Finally, the motor speed may not be all that linear with respect to a control voltage -- the magnetic field produced by the magnet attached to the foot pedal may not vary in a linear fashion w/respect to position.  I'd be surprised if it did.  If you're looking at a set and forget application that probably is not a big deal.  If not, there are ways to sorta-kinda address that but it would mean you'd need to make a more complicated circuit to do it.


----------



## whitmore (May 7, 2022)

fitterman1 said:


> ... the motor is so quiet I have to look at the pulley to see if its running.


That probably means it's a brushless motor, probably three-phase.   That implies you can reverse it, as well
as control the speed (swap any two drive wires with a DPDT switch).

On the  sensor, there's red/yellow/black wires; see if (when powered) there's +5V on red and grounded black.
Then, it's just a matter of how to connect the yellow wire... and try to find a Hall sensor with the numbers
you see on the chip (I can't quite read 'em).


----------



## fitterman1 (May 8, 2022)

whitmore said:


> That probably means it's a brushless motor, probably three-phase.   That implies you can reverse it, as well
> as control the speed (swap any two drive wires with a DPDT switch).
> 
> On the  sensor, there's red/yellow/black wires; see if (when powered) there's +5V on red and grounded black.
> ...


Hi whitmore, i think it is brushless, i want to do away with the hall effect sensor and replace it with a on/off switch.


----------



## fitterman1 (May 14, 2022)

I think I'm going to encapsulate the module and magnet in a small junction box and arrange the magnet in a permanently fixed position with some hot melt glue or silicon.
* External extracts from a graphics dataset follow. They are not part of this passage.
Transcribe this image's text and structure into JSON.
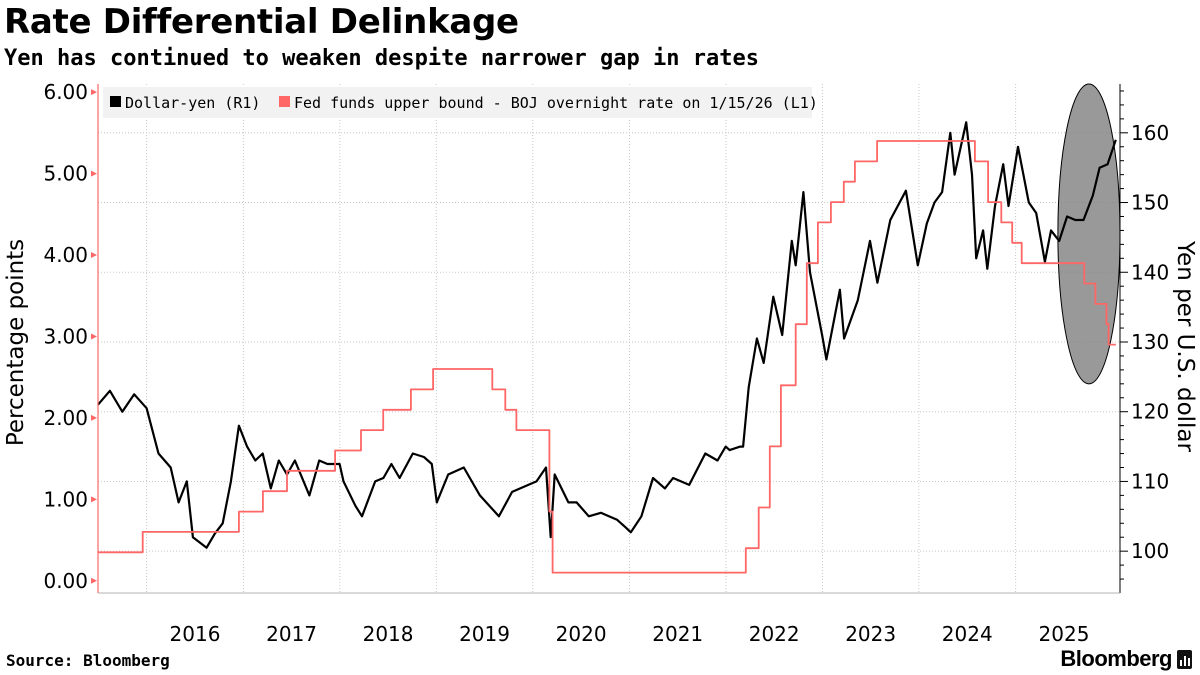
{
  "header": {
    "title": "Rate Differential Delinkage",
    "subtitle": "Yen has continued to weaken despite narrower gap in rates"
  },
  "footer": {
    "source": "Source: Bloomberg",
    "brand": "Bloomberg"
  },
  "colors": {
    "usdjpy": "#000000",
    "rate_gap": "#ff6666",
    "highlight_fill": "#7f7f7f",
    "legend_bg": "#f2f2f2",
    "grid": "#c8c8c8"
  },
  "chart_data": {
    "type": "line",
    "title": "Rate Differential Delinkage",
    "subtitle": "Yen has continued to weaken despite narrower gap in rates",
    "xlabel": "",
    "ylabel_left": "Percentage points",
    "ylabel_right": "Yen per U.S. dollar",
    "xlim": [
      "2015-07-01",
      "2026-01-31"
    ],
    "ylim_left": [
      -0.15,
      6.1
    ],
    "ylim_right": [
      94,
      167
    ],
    "x_ticks": [
      {
        "label": "2016",
        "date": "2016-01-01"
      },
      {
        "label": "2017",
        "date": "2017-01-01"
      },
      {
        "label": "2018",
        "date": "2018-01-01"
      },
      {
        "label": "2019",
        "date": "2019-01-01"
      },
      {
        "label": "2020",
        "date": "2020-01-01"
      },
      {
        "label": "2021",
        "date": "2021-01-01"
      },
      {
        "label": "2022",
        "date": "2022-01-01"
      },
      {
        "label": "2023",
        "date": "2023-01-01"
      },
      {
        "label": "2024",
        "date": "2024-01-01"
      },
      {
        "label": "2025",
        "date": "2025-01-01"
      }
    ],
    "y_ticks_left": [
      {
        "label": "0.00",
        "value": 0
      },
      {
        "label": "1.00",
        "value": 1
      },
      {
        "label": "2.00",
        "value": 2
      },
      {
        "label": "3.00",
        "value": 3
      },
      {
        "label": "4.00",
        "value": 4
      },
      {
        "label": "5.00",
        "value": 5
      },
      {
        "label": "6.00",
        "value": 6
      }
    ],
    "y_ticks_right": [
      {
        "label": "100",
        "value": 100
      },
      {
        "label": "110",
        "value": 110
      },
      {
        "label": "120",
        "value": 120
      },
      {
        "label": "130",
        "value": 130
      },
      {
        "label": "140",
        "value": 140
      },
      {
        "label": "150",
        "value": 150
      },
      {
        "label": "160",
        "value": 160
      }
    ],
    "grid": true,
    "legend_position": "top-left",
    "highlight": {
      "shape": "ellipse",
      "x_range": [
        "2025-06-10",
        "2026-01-31"
      ],
      "y_right_range": [
        124,
        167
      ]
    },
    "series": [
      {
        "name": "Dollar-yen (R1)",
        "axis": "right",
        "style": "line",
        "points": [
          [
            "2015-07-01",
            121
          ],
          [
            "2015-08-15",
            123
          ],
          [
            "2015-10-01",
            120
          ],
          [
            "2015-11-15",
            122.5
          ],
          [
            "2016-01-01",
            120.5
          ],
          [
            "2016-02-15",
            114
          ],
          [
            "2016-04-01",
            112
          ],
          [
            "2016-05-01",
            107
          ],
          [
            "2016-06-01",
            110
          ],
          [
            "2016-06-24",
            102
          ],
          [
            "2016-08-15",
            100.5
          ],
          [
            "2016-09-15",
            102.5
          ],
          [
            "2016-10-15",
            104
          ],
          [
            "2016-11-15",
            110
          ],
          [
            "2016-12-15",
            118
          ],
          [
            "2017-01-15",
            115
          ],
          [
            "2017-02-15",
            113
          ],
          [
            "2017-03-15",
            114
          ],
          [
            "2017-04-15",
            109
          ],
          [
            "2017-05-15",
            113
          ],
          [
            "2017-06-15",
            111
          ],
          [
            "2017-07-15",
            113
          ],
          [
            "2017-09-08",
            108
          ],
          [
            "2017-10-15",
            113
          ],
          [
            "2017-11-15",
            112.5
          ],
          [
            "2017-12-31",
            112.5
          ],
          [
            "2018-01-15",
            110
          ],
          [
            "2018-03-01",
            106.5
          ],
          [
            "2018-03-26",
            105
          ],
          [
            "2018-05-15",
            110
          ],
          [
            "2018-06-15",
            110.5
          ],
          [
            "2018-07-15",
            112.5
          ],
          [
            "2018-08-15",
            110.5
          ],
          [
            "2018-10-04",
            114
          ],
          [
            "2018-11-15",
            113.5
          ],
          [
            "2018-12-15",
            112.5
          ],
          [
            "2019-01-03",
            107
          ],
          [
            "2019-02-15",
            111
          ],
          [
            "2019-04-15",
            112
          ],
          [
            "2019-06-15",
            108
          ],
          [
            "2019-08-26",
            105
          ],
          [
            "2019-10-15",
            108.5
          ],
          [
            "2019-12-15",
            109.5
          ],
          [
            "2020-01-15",
            110
          ],
          [
            "2020-02-20",
            112
          ],
          [
            "2020-03-09",
            102
          ],
          [
            "2020-03-24",
            111
          ],
          [
            "2020-05-15",
            107
          ],
          [
            "2020-06-15",
            107
          ],
          [
            "2020-07-31",
            105
          ],
          [
            "2020-09-15",
            105.5
          ],
          [
            "2020-10-15",
            105
          ],
          [
            "2020-11-15",
            104.5
          ],
          [
            "2020-12-15",
            103.5
          ],
          [
            "2021-01-06",
            102.7
          ],
          [
            "2021-02-15",
            105
          ],
          [
            "2021-03-31",
            110.5
          ],
          [
            "2021-05-15",
            109
          ],
          [
            "2021-06-15",
            110.5
          ],
          [
            "2021-08-15",
            109.5
          ],
          [
            "2021-10-15",
            114
          ],
          [
            "2021-11-30",
            113
          ],
          [
            "2021-12-31",
            115
          ],
          [
            "2022-01-15",
            114.5
          ],
          [
            "2022-02-24",
            115
          ],
          [
            "2022-03-07",
            115
          ],
          [
            "2022-03-28",
            123.5
          ],
          [
            "2022-04-28",
            130.5
          ],
          [
            "2022-05-24",
            127
          ],
          [
            "2022-06-29",
            136.5
          ],
          [
            "2022-08-02",
            131
          ],
          [
            "2022-09-07",
            144.5
          ],
          [
            "2022-09-22",
            141
          ],
          [
            "2022-10-21",
            151.5
          ],
          [
            "2022-11-15",
            140
          ],
          [
            "2022-12-31",
            131
          ],
          [
            "2023-01-16",
            127.5
          ],
          [
            "2023-03-08",
            137.5
          ],
          [
            "2023-03-24",
            130.5
          ],
          [
            "2023-05-15",
            136
          ],
          [
            "2023-06-30",
            144.5
          ],
          [
            "2023-07-28",
            138.5
          ],
          [
            "2023-09-15",
            147.5
          ],
          [
            "2023-11-13",
            151.7
          ],
          [
            "2023-12-28",
            141
          ],
          [
            "2024-01-31",
            147
          ],
          [
            "2024-02-29",
            150
          ],
          [
            "2024-03-29",
            151.5
          ],
          [
            "2024-04-29",
            160
          ],
          [
            "2024-05-15",
            154
          ],
          [
            "2024-06-28",
            161.5
          ],
          [
            "2024-07-20",
            154
          ],
          [
            "2024-08-05",
            142
          ],
          [
            "2024-08-31",
            146
          ],
          [
            "2024-09-16",
            140.5
          ],
          [
            "2024-10-15",
            149.5
          ],
          [
            "2024-11-15",
            155.5
          ],
          [
            "2024-12-05",
            149.5
          ],
          [
            "2025-01-10",
            158
          ],
          [
            "2025-02-20",
            150
          ],
          [
            "2025-03-20",
            148.5
          ],
          [
            "2025-04-22",
            141.5
          ],
          [
            "2025-05-15",
            146
          ],
          [
            "2025-06-15",
            144.5
          ],
          [
            "2025-07-15",
            148
          ],
          [
            "2025-08-15",
            147.5
          ],
          [
            "2025-09-15",
            147.5
          ],
          [
            "2025-10-20",
            151
          ],
          [
            "2025-11-15",
            155
          ],
          [
            "2025-12-15",
            155.5
          ],
          [
            "2026-01-15",
            159
          ]
        ]
      },
      {
        "name": "Fed funds upper bound - BOJ overnight rate on 1/15/26 (L1)",
        "axis": "left",
        "style": "step",
        "points": [
          [
            "2015-07-01",
            0.35
          ],
          [
            "2015-12-17",
            0.6
          ],
          [
            "2016-12-15",
            0.85
          ],
          [
            "2017-03-16",
            1.1
          ],
          [
            "2017-06-15",
            1.35
          ],
          [
            "2017-12-14",
            1.6
          ],
          [
            "2018-03-22",
            1.85
          ],
          [
            "2018-06-14",
            2.1
          ],
          [
            "2018-09-27",
            2.35
          ],
          [
            "2018-12-20",
            2.6
          ],
          [
            "2019-08-01",
            2.35
          ],
          [
            "2019-09-19",
            2.1
          ],
          [
            "2019-10-31",
            1.85
          ],
          [
            "2020-03-04",
            0.85
          ],
          [
            "2020-03-16",
            0.1
          ],
          [
            "2022-03-17",
            0.4
          ],
          [
            "2022-05-05",
            0.9
          ],
          [
            "2022-06-16",
            1.65
          ],
          [
            "2022-07-28",
            2.4
          ],
          [
            "2022-09-22",
            3.15
          ],
          [
            "2022-11-03",
            3.9
          ],
          [
            "2022-12-15",
            4.4
          ],
          [
            "2023-02-02",
            4.65
          ],
          [
            "2023-03-23",
            4.9
          ],
          [
            "2023-05-04",
            5.15
          ],
          [
            "2023-07-27",
            5.4
          ],
          [
            "2024-03-19",
            5.4
          ],
          [
            "2024-07-31",
            5.15
          ],
          [
            "2024-09-19",
            4.65
          ],
          [
            "2024-11-08",
            4.4
          ],
          [
            "2024-12-19",
            4.15
          ],
          [
            "2025-01-24",
            3.9
          ],
          [
            "2025-09-18",
            3.65
          ],
          [
            "2025-10-30",
            3.4
          ],
          [
            "2025-12-11",
            3.15
          ],
          [
            "2025-12-19",
            2.9
          ],
          [
            "2026-01-15",
            2.9
          ]
        ]
      }
    ]
  }
}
Then cut the output wire and run the leads to a small switch.
This will be my realtime on/off switch.
This way I can adjust parameters without the unit running and test at the flick of a switch.


----------



## matthewsx (May 14, 2022)

Definitely brushless. I like this approach, will have to look into it. 

John


----------



## fitterman1 (May 15, 2022)

Yes, look into it, no brushes = less maintenance.


----------